Switzerland: The Swiss Competition Authority has opened an investigation into GE Medical Systems (Switzerland) AG in relation to potential obstruction of parallel and direct imports of ultrasound equipment (see here).

UK: the UK Competition and Markets Authority is due to issue its paroxetine decision in Spring 2015. The case is believed to involve pay-for-delay agreements between GlaxoSmithKline, Alpharma, Generics UK and Norton Healthcare (see here).

Other: a Russian court has dismissed an appeal by Teva in respect of a fine imposed by the Russian Competition Authority ("FAS"). In December 2013 FAS found that Teva had abused its position of dominance by refusing to supply its multiple sclerosis drug, Copaxone, to Biotek. FAS issued a number of warnings to Teva and issued a fine in October 2014 for failing to enter into a contract with Biotek. Teva appealed the FAS decision and was successful at first instance in establishing that Russia's antitrust laws should not apply to products protected by patents. However, the 9th Arbitration appeal Court reversed that decision, effectively imposing an obligation on dominant firms to license their patents. This was upheld by the Federal Arbitration Court earlier this month (see here).

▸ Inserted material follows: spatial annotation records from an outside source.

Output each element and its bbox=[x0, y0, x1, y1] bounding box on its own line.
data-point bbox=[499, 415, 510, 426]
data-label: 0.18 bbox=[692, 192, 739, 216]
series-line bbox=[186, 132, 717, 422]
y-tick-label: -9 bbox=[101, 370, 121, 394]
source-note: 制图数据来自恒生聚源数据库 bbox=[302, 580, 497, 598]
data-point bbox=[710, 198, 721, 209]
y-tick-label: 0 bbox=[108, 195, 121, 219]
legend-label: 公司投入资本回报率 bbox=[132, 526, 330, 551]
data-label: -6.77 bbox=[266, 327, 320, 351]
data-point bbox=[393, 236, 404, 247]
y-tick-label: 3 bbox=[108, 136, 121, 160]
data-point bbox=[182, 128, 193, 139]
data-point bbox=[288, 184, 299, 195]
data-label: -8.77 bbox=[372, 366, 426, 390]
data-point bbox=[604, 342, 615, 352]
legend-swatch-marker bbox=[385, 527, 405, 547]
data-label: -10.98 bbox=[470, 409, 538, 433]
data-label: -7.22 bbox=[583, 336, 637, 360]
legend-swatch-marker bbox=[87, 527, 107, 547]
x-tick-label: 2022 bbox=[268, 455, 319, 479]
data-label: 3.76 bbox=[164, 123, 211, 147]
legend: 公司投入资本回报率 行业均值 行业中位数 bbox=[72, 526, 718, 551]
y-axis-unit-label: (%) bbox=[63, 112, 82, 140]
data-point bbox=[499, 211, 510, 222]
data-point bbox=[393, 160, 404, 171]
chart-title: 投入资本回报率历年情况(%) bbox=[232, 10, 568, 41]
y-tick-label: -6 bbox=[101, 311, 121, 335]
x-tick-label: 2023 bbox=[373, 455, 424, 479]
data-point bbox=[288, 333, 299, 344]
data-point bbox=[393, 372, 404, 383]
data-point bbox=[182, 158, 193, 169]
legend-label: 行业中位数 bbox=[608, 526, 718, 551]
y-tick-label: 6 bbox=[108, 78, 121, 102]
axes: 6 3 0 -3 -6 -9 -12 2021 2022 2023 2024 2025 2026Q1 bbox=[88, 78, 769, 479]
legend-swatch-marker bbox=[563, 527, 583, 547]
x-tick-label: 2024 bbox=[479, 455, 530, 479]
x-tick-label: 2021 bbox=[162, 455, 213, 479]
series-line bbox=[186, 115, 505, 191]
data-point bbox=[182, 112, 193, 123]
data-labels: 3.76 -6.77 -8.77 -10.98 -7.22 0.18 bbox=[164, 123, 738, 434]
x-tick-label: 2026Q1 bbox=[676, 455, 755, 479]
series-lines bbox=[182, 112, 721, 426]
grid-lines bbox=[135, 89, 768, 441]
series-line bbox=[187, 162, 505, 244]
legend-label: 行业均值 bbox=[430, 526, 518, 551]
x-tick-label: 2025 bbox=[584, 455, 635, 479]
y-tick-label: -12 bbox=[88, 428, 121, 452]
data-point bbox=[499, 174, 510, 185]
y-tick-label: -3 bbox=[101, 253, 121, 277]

European Commission - publication of decisions in pay-for-delay (or "reverse settlement agreement") cases

In January the Commission finally published the public version of its decision in the Lundbeck pay-for-delay case (see here). Much has been written about this case already (not least by Olswang) but it is still worth noting a few key areas for consideration by pharma companies entering into settlement agreements:

  • Arrangements involving payments from an innovator to a generic can be categorised as agreements which, by their very nature, are restrictive of competition. A key question is whether there is a payment which incentivises the generic not to compete.
  • In this case the Commission made certain assumptions about the generic business model in their assessment of generics as potential competitors of the originator. In particular, it was assumed that the generics had the means to enter and remain on the market (because they have access to ostensibly non-infringing product, Marketing Authorisations in places, etc) despite the existence of Lundbeck's process patent which had not been invalidated. The Commission contends that it looked purely at the strength of the potential competition and makes no judgment on the strength of the patent in its assessment.
  • There was no reciprocal commitment that Lundbeck would refrain from bringing infringement proceedings after the expiry of agreements with the generic firms. As a result the Commission took the view that the agreements merely postponed the issue of potential generic market entry - they were not aimed at resolving or terminating any underlying patent dispute.

The Commission has also indicated that the public version of its decision in the perindopril case will be available soon. In the related follow-on damages claim against Les Laboratoires Servier brought by the health authorities in England, Wales, Scotland and Northern Ireland, a UK court has ordered the confidential version of the Commission's decision be disclosed to the claimants' advisors.